In `DeltaABC`, if `sin A + sin B + sin C= 1 + sqrt2 and cos A+cos B+cosC =sqrt2` then the triangle is

To determine the type of triangle \( \Delta ABC \) given the conditions \( \sin A + \sin B + \sin C = 1 + \sqrt{2} \) and \( \cos A + \cos B + \cos C = \sqrt{2} \), we can analyze the given equations step by step. ### Step 1: Analyze the given conditions We have two equations: 1. \( \sin A + \sin B + \sin C = 1 + \sqrt{2} \) 2. \( \cos A + \cos B + \cos C = \sqrt{2} \) ### Step 2: Consider the angles of the triangle Since \( A + B + C = 180^\circ \), we can use the properties of sine and cosine for specific angles to check for possible triangle types. ### Step 3: Check if the triangle is equilateral If the triangle is equilateral, then \( A = B = C = 60^\circ \). - Calculate \( \sin A + \sin B + \sin C \): \[ \sin 60^\circ + \sin 60^\circ + \sin 60^\circ = 3 \cdot \frac{\sqrt{3}}{2} = \frac{3\sqrt{3}}{2} \approx 2.598 \] - This does not equal \( 1 + \sqrt{2} \) (approximately 2.414), so it is not equilateral. ### Step 4: Check if the triangle is isosceles Assume \( A = B \) and \( C \) is different.
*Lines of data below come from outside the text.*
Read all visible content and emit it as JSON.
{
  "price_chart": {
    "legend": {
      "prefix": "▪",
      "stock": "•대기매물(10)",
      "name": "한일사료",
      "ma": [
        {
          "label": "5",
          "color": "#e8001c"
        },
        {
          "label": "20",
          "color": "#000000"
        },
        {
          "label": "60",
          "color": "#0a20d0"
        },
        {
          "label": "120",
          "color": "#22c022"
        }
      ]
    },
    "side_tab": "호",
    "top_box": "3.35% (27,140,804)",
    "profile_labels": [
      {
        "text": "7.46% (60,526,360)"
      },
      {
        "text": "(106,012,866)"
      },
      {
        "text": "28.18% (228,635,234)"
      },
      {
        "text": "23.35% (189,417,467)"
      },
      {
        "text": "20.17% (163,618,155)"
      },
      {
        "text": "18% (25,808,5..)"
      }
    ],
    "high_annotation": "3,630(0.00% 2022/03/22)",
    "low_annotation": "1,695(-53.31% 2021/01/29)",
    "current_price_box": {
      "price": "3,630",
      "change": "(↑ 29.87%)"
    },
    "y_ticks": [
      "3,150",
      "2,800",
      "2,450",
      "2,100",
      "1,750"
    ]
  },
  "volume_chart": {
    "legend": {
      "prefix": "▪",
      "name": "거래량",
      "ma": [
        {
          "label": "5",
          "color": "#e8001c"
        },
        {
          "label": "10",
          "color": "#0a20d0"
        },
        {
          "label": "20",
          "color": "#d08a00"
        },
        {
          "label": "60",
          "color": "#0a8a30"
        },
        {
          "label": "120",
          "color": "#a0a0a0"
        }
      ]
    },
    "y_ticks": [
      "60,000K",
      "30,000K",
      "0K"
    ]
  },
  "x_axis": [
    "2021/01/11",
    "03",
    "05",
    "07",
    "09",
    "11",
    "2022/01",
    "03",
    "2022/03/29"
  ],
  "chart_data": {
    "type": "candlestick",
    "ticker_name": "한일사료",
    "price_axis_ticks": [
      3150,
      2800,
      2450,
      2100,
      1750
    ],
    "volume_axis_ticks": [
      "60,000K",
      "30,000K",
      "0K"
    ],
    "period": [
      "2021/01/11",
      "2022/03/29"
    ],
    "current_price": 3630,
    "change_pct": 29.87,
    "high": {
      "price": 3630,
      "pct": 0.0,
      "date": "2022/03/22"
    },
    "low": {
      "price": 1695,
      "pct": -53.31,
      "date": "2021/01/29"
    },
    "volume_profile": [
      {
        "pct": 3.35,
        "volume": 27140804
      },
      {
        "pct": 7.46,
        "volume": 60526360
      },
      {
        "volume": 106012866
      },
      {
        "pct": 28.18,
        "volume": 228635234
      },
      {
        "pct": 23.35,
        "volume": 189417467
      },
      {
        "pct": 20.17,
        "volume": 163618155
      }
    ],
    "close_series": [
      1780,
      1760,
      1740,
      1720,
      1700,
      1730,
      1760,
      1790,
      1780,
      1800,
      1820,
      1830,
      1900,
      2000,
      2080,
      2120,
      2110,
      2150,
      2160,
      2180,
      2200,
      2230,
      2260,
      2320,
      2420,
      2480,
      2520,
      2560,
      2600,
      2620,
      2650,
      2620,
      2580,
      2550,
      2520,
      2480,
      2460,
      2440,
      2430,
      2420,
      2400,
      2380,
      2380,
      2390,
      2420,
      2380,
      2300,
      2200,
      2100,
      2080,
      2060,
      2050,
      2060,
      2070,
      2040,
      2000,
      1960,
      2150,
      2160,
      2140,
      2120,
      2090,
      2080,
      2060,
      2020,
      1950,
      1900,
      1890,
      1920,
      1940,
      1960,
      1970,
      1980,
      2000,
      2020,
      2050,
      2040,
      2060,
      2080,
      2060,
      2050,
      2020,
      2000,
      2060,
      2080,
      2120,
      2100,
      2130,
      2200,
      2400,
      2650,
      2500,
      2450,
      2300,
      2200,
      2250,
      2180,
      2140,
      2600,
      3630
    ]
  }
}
Let’s try \( A = B = 30^\circ \) and \( C = 120^\circ \). - Calculate \( \sin A + \sin B + \sin C \): \[ \sin 30^\circ + \sin 30^\circ + \sin 120^\circ = \frac{1}{2} + \frac{1}{2} + \frac{\sqrt{3}}{2} = 1 + \frac{\sqrt{3}}{2} \approx 1.866 \] - This does not equal \( 1 + \sqrt{2} \), so it is not isosceles. ### Step 5: Check if the triangle is right-angled Assume \( A = 90^\circ \), \( B = 30^\circ \), and \( C = 60^\circ \). - Calculate \( \sin A + \sin B + \sin C \): \[ \sin 90^\circ + \sin 30^\circ + \sin 60^\circ = 1 + \frac{1}{2} + \frac{\sqrt{3}}{2} = 1 + 1 = 2 \] - This does not equal \( 1 + \sqrt{2} \), so it is not a right triangle. ### Step 6: Check if the triangle is right-angled isosceles Assume \( A = 90^\circ \), \( B = 45^\circ \), and \( C = 45^\circ \). - Calculate \( \sin A + \sin B + \sin C \): \[ \sin 90^\circ + \sin 45^\circ + \sin 45^\circ = 1 + \frac{\sqrt{2}}{2} + \frac{\sqrt{2}}{2} = 1 + \sqrt{2} \] - This matches the first condition. - Now check \( \cos A + \cos B + \cos C \): \[ \cos 90^\circ + \cos 45^\circ + \cos 45^\circ = 0 + \frac{\sqrt{2}}{2} + \frac{\sqrt{2}}{2} = \sqrt{2} \] - This matches the second condition. ### Conclusion Since both conditions are satisfied with the angles \( A = 90^\circ \), \( B = 45^\circ \), and \( C = 45^\circ \), we conclude that the triangle is a **right-angled isosceles triangle**.